Thursday, June 16, 2011

Day 4 Clear Passage and Comments

Ugh, I am SO TIRED of Blogger messing with my comments on some of my favorite blogs!! I must apologize, namely to Misfit and Martha Trying to Be Mary, for having SO MUCH to say to you and not being able to!!

Martha, here's what I just tried to comment on your latest wonderful news:

I had a feeling there would be a celebration in Mexico City today :)

The Magnificat was sung as a Responsorial Psalm at our wedding, and I can think of no better time to repeat the wonderful chorus than on this very happy day! Congratulations, E!!

And Misfit, I unfortunately didn't cut and paste what I wanted to write on your last few posts..,. but trust me, it was perfectly eloquent and appropriate.

In other news, I survived Day 4 of Clear Passage, the last part of which involved some soothing rectal massage (and yes, I'm being facetious). I am in general feeling very sore today, but as they were manipulating a lot of the areas of restriction today, the specific areas were feeling a lot better and "looser." I kid you not, I am ALWAYS complaining about my beer gut (and I don't drink beer) - just ask Sew - it seems like every day of my cycle I am so extremely bloated and my belly is extended. Today, I see a huge difference. DH sees it, too. Pretty amazing stuff.

Today I asked the therapist why it may be that I haven't experienced the intense emotional response that many people have during adhesion release. She said that it doesn't happen to everyone, and that quite possibly, I may be better than most people at processing my emotions as they come, and not repressing them. That actually seems very likely to me. I didn't always used to be that way, but infertility has humbled me in ways I never thought possible, so that now I rarely have unforeseen meltdowns. Thank God for my blog and all of you, because I'm sure blogging has been one of if not the largest emotional outlet for me over the past 3 years.
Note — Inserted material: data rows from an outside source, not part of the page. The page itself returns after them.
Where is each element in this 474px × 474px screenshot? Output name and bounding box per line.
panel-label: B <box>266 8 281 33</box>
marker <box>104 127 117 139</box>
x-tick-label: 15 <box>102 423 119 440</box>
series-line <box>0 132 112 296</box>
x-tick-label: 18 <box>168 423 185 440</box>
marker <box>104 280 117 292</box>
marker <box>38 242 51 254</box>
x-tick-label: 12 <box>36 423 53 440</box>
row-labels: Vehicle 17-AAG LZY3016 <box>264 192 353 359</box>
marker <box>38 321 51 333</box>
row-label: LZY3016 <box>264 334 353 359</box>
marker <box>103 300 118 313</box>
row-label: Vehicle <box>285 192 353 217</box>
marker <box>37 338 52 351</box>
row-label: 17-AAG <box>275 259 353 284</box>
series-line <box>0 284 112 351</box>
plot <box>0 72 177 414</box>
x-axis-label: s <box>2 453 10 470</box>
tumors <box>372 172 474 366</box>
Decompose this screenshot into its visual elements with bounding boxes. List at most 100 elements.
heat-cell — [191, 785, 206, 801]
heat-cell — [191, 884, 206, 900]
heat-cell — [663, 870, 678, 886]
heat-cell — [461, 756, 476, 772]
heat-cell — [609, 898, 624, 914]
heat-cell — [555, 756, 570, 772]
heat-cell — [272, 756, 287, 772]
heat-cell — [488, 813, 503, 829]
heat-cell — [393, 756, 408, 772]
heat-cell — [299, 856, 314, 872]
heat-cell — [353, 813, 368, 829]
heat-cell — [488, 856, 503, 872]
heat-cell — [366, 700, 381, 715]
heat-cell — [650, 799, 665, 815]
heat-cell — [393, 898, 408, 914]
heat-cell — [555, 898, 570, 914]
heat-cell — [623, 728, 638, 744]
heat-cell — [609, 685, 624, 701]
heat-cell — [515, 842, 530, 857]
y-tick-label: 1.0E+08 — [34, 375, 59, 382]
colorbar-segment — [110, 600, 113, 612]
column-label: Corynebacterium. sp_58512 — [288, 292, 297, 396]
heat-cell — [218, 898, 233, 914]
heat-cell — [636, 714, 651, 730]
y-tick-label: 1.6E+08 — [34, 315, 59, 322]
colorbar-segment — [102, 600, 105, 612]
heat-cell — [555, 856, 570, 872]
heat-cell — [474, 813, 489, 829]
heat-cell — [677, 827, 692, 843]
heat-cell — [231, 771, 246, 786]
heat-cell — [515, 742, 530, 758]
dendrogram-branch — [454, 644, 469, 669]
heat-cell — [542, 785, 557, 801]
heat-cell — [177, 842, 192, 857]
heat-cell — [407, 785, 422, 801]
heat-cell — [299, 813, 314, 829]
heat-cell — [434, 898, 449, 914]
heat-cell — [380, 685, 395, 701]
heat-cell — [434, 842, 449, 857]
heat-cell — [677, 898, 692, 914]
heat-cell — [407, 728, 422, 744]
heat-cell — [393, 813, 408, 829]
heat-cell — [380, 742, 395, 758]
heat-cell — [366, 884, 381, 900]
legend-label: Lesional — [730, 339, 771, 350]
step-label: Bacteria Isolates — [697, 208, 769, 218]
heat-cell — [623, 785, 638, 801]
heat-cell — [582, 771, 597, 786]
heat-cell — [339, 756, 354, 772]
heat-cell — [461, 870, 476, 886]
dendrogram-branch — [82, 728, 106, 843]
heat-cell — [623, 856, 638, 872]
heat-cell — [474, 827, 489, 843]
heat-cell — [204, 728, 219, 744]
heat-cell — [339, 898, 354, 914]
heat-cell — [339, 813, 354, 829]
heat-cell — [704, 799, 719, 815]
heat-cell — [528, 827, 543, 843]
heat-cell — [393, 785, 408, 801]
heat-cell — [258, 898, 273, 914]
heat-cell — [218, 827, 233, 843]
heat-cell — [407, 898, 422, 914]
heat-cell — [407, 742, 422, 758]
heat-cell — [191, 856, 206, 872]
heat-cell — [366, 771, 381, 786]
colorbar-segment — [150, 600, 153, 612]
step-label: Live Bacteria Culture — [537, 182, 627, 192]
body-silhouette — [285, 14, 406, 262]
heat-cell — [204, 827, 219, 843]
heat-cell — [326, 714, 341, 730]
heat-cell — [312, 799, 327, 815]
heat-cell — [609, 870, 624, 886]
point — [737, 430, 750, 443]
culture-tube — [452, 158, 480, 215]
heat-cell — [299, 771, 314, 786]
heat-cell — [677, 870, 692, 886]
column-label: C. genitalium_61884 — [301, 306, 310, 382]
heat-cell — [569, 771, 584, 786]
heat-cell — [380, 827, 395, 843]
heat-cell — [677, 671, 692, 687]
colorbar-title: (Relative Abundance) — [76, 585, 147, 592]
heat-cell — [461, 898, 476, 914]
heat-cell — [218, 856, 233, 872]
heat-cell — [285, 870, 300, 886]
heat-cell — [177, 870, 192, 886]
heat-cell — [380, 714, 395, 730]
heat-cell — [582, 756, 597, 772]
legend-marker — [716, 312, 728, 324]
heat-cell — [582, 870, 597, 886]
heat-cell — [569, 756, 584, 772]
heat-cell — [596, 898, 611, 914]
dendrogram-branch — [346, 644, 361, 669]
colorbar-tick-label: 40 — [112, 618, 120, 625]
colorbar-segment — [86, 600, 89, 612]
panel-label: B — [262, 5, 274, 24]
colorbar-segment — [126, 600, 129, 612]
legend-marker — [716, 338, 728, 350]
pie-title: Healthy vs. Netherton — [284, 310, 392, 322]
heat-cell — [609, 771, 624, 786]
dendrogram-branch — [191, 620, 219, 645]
I'm heading out on the town to listen to live jazz music, so I'll check back in tomorrow.

7 comments:

Rebecca @ The Road Home said...

So glad it continues to go well - and that you are staying on an even keel emotionally. Cliff did one session of myofacial (sp?) release on me and I was a total wreck. I politely requested that he never do that again (it was when he was in school).

Enjoy the jazz!

callmemama said...

Blogging is definitely an amazing emotional outlet - if you blog honestly and just let it all hang out (which you do, of course).
Glad things are feeling "looser". Rectal massage...um..yeah, that doesn't sound like fun.

JellyBelly said...

My IMT said that I may cry for no reason in the next little while because of my treatment -- I almost did earlier this evening, but I was also really hungry. Who knows?

Do you think it's a coincidence that I have my ladyparts electrofied the same day that you had your rectal massage? I think not! The Lord has a really good sense of humour!!!!

And yes, thank God for the blogs! I would've been in a padded room in a straightjacket if it wasn't for you girls!

Ashley said...

rectal massage? looser? yikes....hope they have some port-o-potties on site at he jazz fest tonight! :)

barbie said...

The blogs are a huge emotional release, have been for me anyway. Rectal message.........eek!

Leila @ Little Catholic Bubble said...

Is it wrong that I am laughing at JellyBelly's comment, and Ashley's?? Oh, my! This will have a good pay off, though, I know it! :)

Sew said...

You didn't tell me about your beer gut going down! That is awesome!!